„Es wurde verantwortungslos gehandelt“
Gastbeitrag von Pfarrer Ralf Dickerhof, der dem Thema Missbrauch nicht ausweicht
Geschafft! Bis eben saß ich noch am Gottesdienst für heute Abend. Elisabethtag ist heute. Der 19. November. Und mit den Mitarbeitenden der Sozialstation St. Elisabeth feiere ich diese große Heilige der Nächstenliebe. Das finde ich wichtig: denn demenzkrank sind wir alle. Sprich, wir sind vergesslich. Ziemlich vergesslich sogar. Deshalb „alle Jahre wieder“ feiern wir gemeinsam diese Leuchtgestalt ihrer Zeit. Dass ihr Lebensbeispiel nicht vergessen wird. Weil sie Verantwortung zeigte. Zu hundert Prozent.
Verantwortung für ihre Familie, für ihre Kinder. Verantwortung für die Kranken und Armen. Ist das selbstverständlich? Ich meine nicht. Das lehrt uns auch das Gleichnis Jesu, das ich nachher dann vorlesen werde, wo von einem Schwerverletzten berichtet wird, der übel zugerichtet wurde. Ein Priester kommt vorbei – geht aber einfach weiter. Ein Tempeldiener kommt vorbei – und geht auch weiter. Ein Samariter kommt vorbei – und er bleibt stehen. Er nimmt sich Zeit, kümmert sich um den Verletzten, und legt Geld auf den Tisch, damit der Verletzte die beste Behandlung erfährt. Er übernimmt Verantwortung für den Fremden. Er handelt barmherzig. Warmherzig. Menschlich eben.

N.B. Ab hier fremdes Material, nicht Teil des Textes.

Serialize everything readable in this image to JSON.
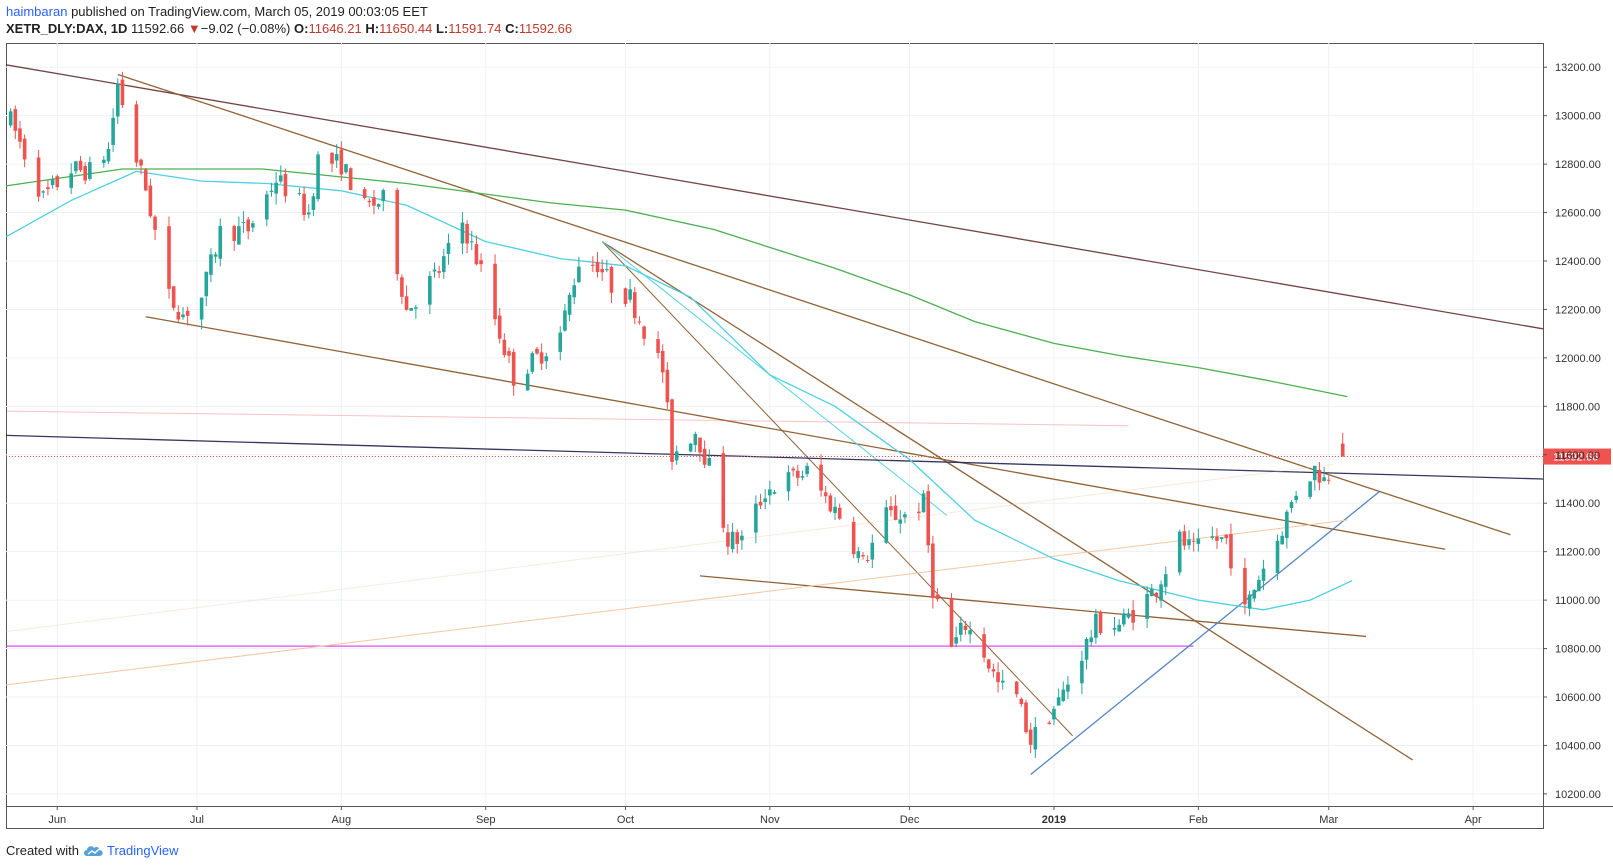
{
  "header": {
    "author": "haimbaran",
    "published_text": "published on TradingView.com, March 05, 2019 00:03:05 EET",
    "symbol": "XETR_DLY:DAX, 1D",
    "last": "11592.66",
    "change": "−9.02 (−0.08%)",
    "o_label": "O:",
    "o_value": "11646.21",
    "h_label": "H:",
    "h_value": "11650.44",
    "l_label": "L:",
    "l_value": "11591.74",
    "c_label": "C:",
    "c_value": "11592.66"
  },
  "footer": {
    "created_with": "Created with",
    "brand": "TradingView",
    "brand_icon": "tradingview-cloud-icon"
  },
  "colors": {
    "up": "#26a69a",
    "down": "#ef5350",
    "price_tag": "#ef5350",
    "ma_long": "#4caf50",
    "ma_short": "#4dd0e1",
    "trend_brown": "#8b5a2b",
    "trend_dark": "#6b3a3a",
    "support_magenta": "#e040fb",
    "horizontal_navy": "#2b2b55",
    "uptrend_blue": "#4a7fc1",
    "faint_orange": "#f4c49a",
    "grid": "#eef1f4"
  },
  "chart_data": {
    "type": "candlestick",
    "ylim": [
      10150,
      13300
    ],
    "y_ticks": [
      "13200.00",
      "13000.00",
      "12800.00",
      "12600.00",
      "12400.00",
      "12200.00",
      "12000.00",
      "11800.00",
      "11600.00",
      "11400.00",
      "11200.00",
      "11000.00",
      "10800.00",
      "10600.00",
      "10400.00",
      "10200.00"
    ],
    "x_ticks": [
      {
        "label": "Jun",
        "date": "2018-06-01"
      },
      {
        "label": "Jul",
        "date": "2018-07-01"
      },
      {
        "label": "Aug",
        "date": "2018-08-01"
      },
      {
        "label": "Sep",
        "date": "2018-09-01"
      },
      {
        "label": "Oct",
        "date": "2018-10-01"
      },
      {
        "label": "Nov",
        "date": "2018-11-01"
      },
      {
        "label": "Dec",
        "date": "2018-12-01"
      },
      {
        "label": "2019",
        "date": "2019-01-01"
      },
      {
        "label": "Feb",
        "date": "2019-02-01"
      },
      {
        "label": "Mar",
        "date": "2019-03-01"
      },
      {
        "label": "Apr",
        "date": "2019-04-01"
      }
    ],
    "x_range": [
      "2018-05-21",
      "2019-04-16"
    ],
    "last_price": "11592.66",
    "last_price_line_value": 11592.66,
    "ohlc_path": [
      [
        "2018-05-22",
        12980
      ],
      [
        "2018-05-29",
        12660
      ],
      [
        "2018-06-04",
        12780
      ],
      [
        "2018-06-08",
        12770
      ],
      [
        "2018-06-12",
        12860
      ],
      [
        "2018-06-14",
        13130
      ],
      [
        "2018-06-18",
        12820
      ],
      [
        "2018-06-20",
        12700
      ],
      [
        "2018-06-25",
        12250
      ],
      [
        "2018-06-28",
        12180
      ],
      [
        "2018-07-02",
        12250
      ],
      [
        "2018-07-06",
        12520
      ],
      [
        "2018-07-12",
        12530
      ],
      [
        "2018-07-18",
        12740
      ],
      [
        "2018-07-25",
        12600
      ],
      [
        "2018-07-27",
        12820
      ],
      [
        "2018-08-01",
        12800
      ],
      [
        "2018-08-06",
        12620
      ],
      [
        "2018-08-10",
        12650
      ],
      [
        "2018-08-15",
        12200
      ],
      [
        "2018-08-22",
        12360
      ],
      [
        "2018-08-27",
        12560
      ],
      [
        "2018-08-31",
        12360
      ],
      [
        "2018-09-04",
        12100
      ],
      [
        "2018-09-07",
        11920
      ],
      [
        "2018-09-12",
        12000
      ],
      [
        "2018-09-17",
        12100
      ],
      [
        "2018-09-21",
        12400
      ],
      [
        "2018-09-25",
        12390
      ],
      [
        "2018-09-28",
        12300
      ],
      [
        "2018-10-02",
        12250
      ],
      [
        "2018-10-05",
        12120
      ],
      [
        "2018-10-09",
        11950
      ],
      [
        "2018-10-11",
        11600
      ],
      [
        "2018-10-16",
        11700
      ],
      [
        "2018-10-19",
        11550
      ],
      [
        "2018-10-23",
        11250
      ],
      [
        "2018-10-26",
        11250
      ],
      [
        "2018-10-31",
        11450
      ],
      [
        "2018-11-05",
        11500
      ],
      [
        "2018-11-09",
        11530
      ],
      [
        "2018-11-13",
        11420
      ],
      [
        "2018-11-16",
        11350
      ],
      [
        "2018-11-21",
        11150
      ],
      [
        "2018-11-26",
        11350
      ],
      [
        "2018-11-30",
        11350
      ],
      [
        "2018-12-04",
        11400
      ],
      [
        "2018-12-06",
        11050
      ],
      [
        "2018-12-10",
        10800
      ],
      [
        "2018-12-13",
        10900
      ],
      [
        "2018-12-17",
        10780
      ],
      [
        "2018-12-20",
        10650
      ],
      [
        "2018-12-24",
        10600
      ],
      [
        "2018-12-27",
        10420
      ],
      [
        "2019-01-02",
        10580
      ],
      [
        "2019-01-07",
        10780
      ],
      [
        "2019-01-10",
        10900
      ],
      [
        "2019-01-15",
        10900
      ],
      [
        "2019-01-18",
        10950
      ],
      [
        "2019-01-23",
        11050
      ],
      [
        "2019-01-28",
        11250
      ],
      [
        "2019-01-31",
        11200
      ],
      [
        "2019-02-04",
        11250
      ],
      [
        "2019-02-07",
        11250
      ],
      [
        "2019-02-11",
        10950
      ],
      [
        "2019-02-14",
        11100
      ],
      [
        "2019-02-18",
        11250
      ],
      [
        "2019-02-22",
        11450
      ],
      [
        "2019-02-26",
        11540
      ],
      [
        "2019-02-28",
        11500
      ],
      [
        "2019-03-04",
        11592.66
      ]
    ],
    "moving_averages": [
      {
        "key": "ma_short",
        "points": [
          [
            "2018-05-21",
            12500
          ],
          [
            "2018-06-04",
            12650
          ],
          [
            "2018-06-18",
            12770
          ],
          [
            "2018-07-02",
            12730
          ],
          [
            "2018-07-16",
            12720
          ],
          [
            "2018-08-01",
            12690
          ],
          [
            "2018-08-15",
            12630
          ],
          [
            "2018-09-01",
            12480
          ],
          [
            "2018-09-17",
            12410
          ],
          [
            "2018-10-01",
            12380
          ],
          [
            "2018-10-15",
            12250
          ],
          [
            "2018-11-01",
            11930
          ],
          [
            "2018-11-15",
            11800
          ],
          [
            "2018-12-01",
            11580
          ],
          [
            "2018-12-15",
            11330
          ],
          [
            "2019-01-01",
            11170
          ],
          [
            "2019-01-15",
            11080
          ],
          [
            "2019-02-01",
            11000
          ],
          [
            "2019-02-15",
            10960
          ],
          [
            "2019-02-25",
            11000
          ],
          [
            "2019-03-06",
            11080
          ]
        ]
      },
      {
        "key": "ma_long",
        "points": [
          [
            "2018-05-21",
            12710
          ],
          [
            "2018-06-15",
            12780
          ],
          [
            "2018-07-15",
            12780
          ],
          [
            "2018-08-15",
            12720
          ],
          [
            "2018-09-15",
            12640
          ],
          [
            "2018-10-01",
            12610
          ],
          [
            "2018-10-20",
            12530
          ],
          [
            "2018-11-15",
            12370
          ],
          [
            "2018-12-01",
            12260
          ],
          [
            "2018-12-15",
            12150
          ],
          [
            "2019-01-01",
            12060
          ],
          [
            "2019-01-15",
            12010
          ],
          [
            "2019-02-01",
            11960
          ],
          [
            "2019-02-15",
            11910
          ],
          [
            "2019-03-05",
            11840
          ]
        ]
      }
    ],
    "drawings": [
      {
        "color": "trend_dark",
        "from": [
          "2018-05-21",
          13210
        ],
        "to": [
          "2019-04-16",
          12120
        ]
      },
      {
        "color": "trend_brown",
        "from": [
          "2018-06-14",
          13170
        ],
        "to": [
          "2019-04-09",
          11270
        ]
      },
      {
        "color": "trend_brown",
        "from": [
          "2018-06-20",
          12170
        ],
        "to": [
          "2019-03-26",
          11210
        ]
      },
      {
        "color": "trend_brown",
        "from": [
          "2018-09-26",
          12480
        ],
        "to": [
          "2019-03-19",
          10340
        ]
      },
      {
        "color": "trend_brown",
        "from": [
          "2018-10-17",
          11100
        ],
        "to": [
          "2019-03-09",
          10850
        ]
      },
      {
        "color": "trend_brown",
        "from": [
          "2018-09-26",
          12480
        ],
        "to": [
          "2019-01-05",
          10440
        ],
        "thin": true
      },
      {
        "color": "ma_short",
        "from": [
          "2018-09-26",
          12480
        ],
        "to": [
          "2018-12-09",
          11350
        ],
        "thin": true
      },
      {
        "color": "horizontal_navy",
        "from": [
          "2018-05-21",
          11680
        ],
        "to": [
          "2019-04-16",
          11500
        ]
      },
      {
        "color": "support_magenta",
        "from": [
          "2018-05-21",
          10810
        ],
        "to": [
          "2019-01-31",
          10810
        ]
      },
      {
        "color": "uptrend_blue",
        "from": [
          "2018-12-27",
          10280
        ],
        "to": [
          "2019-03-12",
          11450
        ]
      },
      {
        "color": "faint_orange",
        "from": [
          "2018-05-21",
          10650
        ],
        "to": [
          "2019-03-05",
          11330
        ],
        "thin": true
      },
      {
        "color": "faint_orange",
        "from": [
          "2018-05-21",
          10870
        ],
        "to": [
          "2019-03-02",
          11560
        ],
        "thin": true,
        "faint": true
      },
      {
        "color": "down",
        "from": [
          "2018-05-21",
          11780
        ],
        "to": [
          "2019-01-17",
          11720
        ],
        "thin": true,
        "faint": true
      }
    ]
  }
}
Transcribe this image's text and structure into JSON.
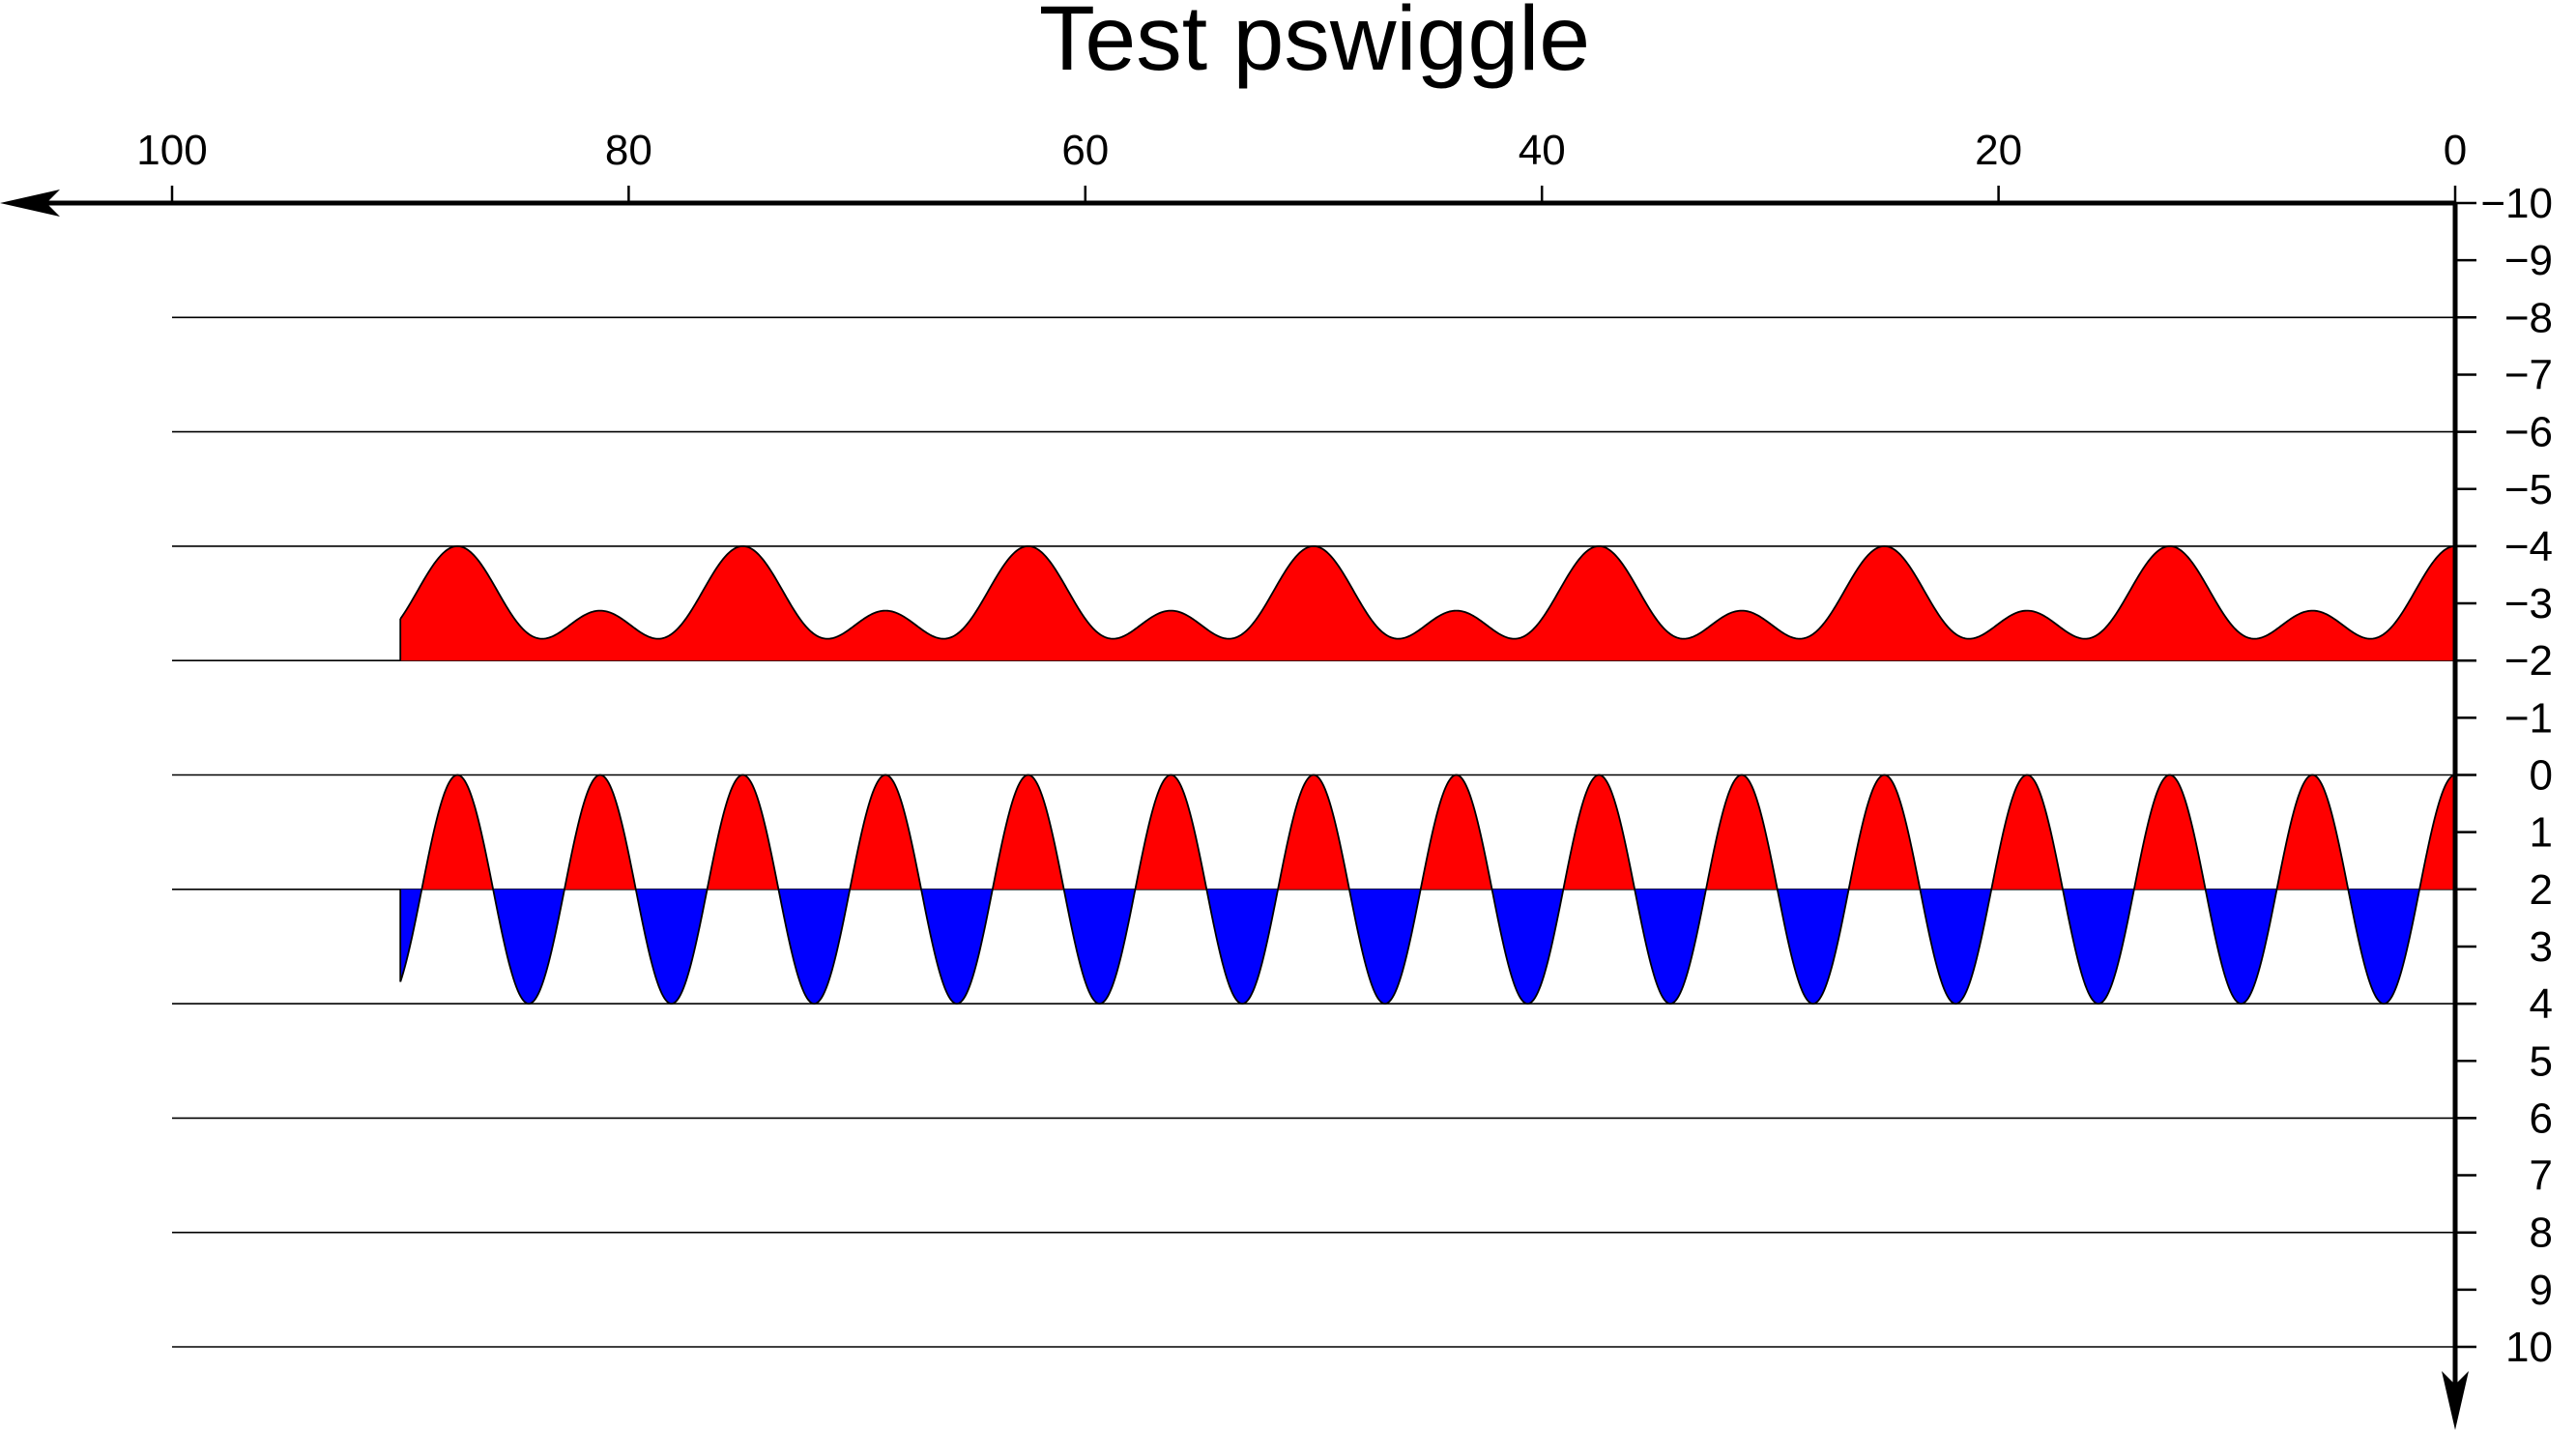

Selbstverständlich aber ist das nicht – leider. Die Scheuklappen abzunehmen. Die Augen und Ohren offenzuhalten. Die Herzen nicht erstarren zu lassen. In uns gibt es auch diese Tendenzen, uns einzuigeln. Wegzuschauen. Hauptsache alles ausblenden können. Nach dem Motto: Ich bin mir selbst der Nächste. Was kümmert mich der Rest der Welt.
Da kann ich nur sagen: Hilfe! Kältealarm. Da lobe ich mir jeden, der diese Ego-Tendenzen abwehrt und sich, in Abwandlung eines Zitats von John F. Kennedy, nicht fragt, was Andere für ihn tun können, sondern was er für Andere tun kann. Freiwillige vor! Bitte keine falsche Scheu an den Tag legen. Jeder kann was.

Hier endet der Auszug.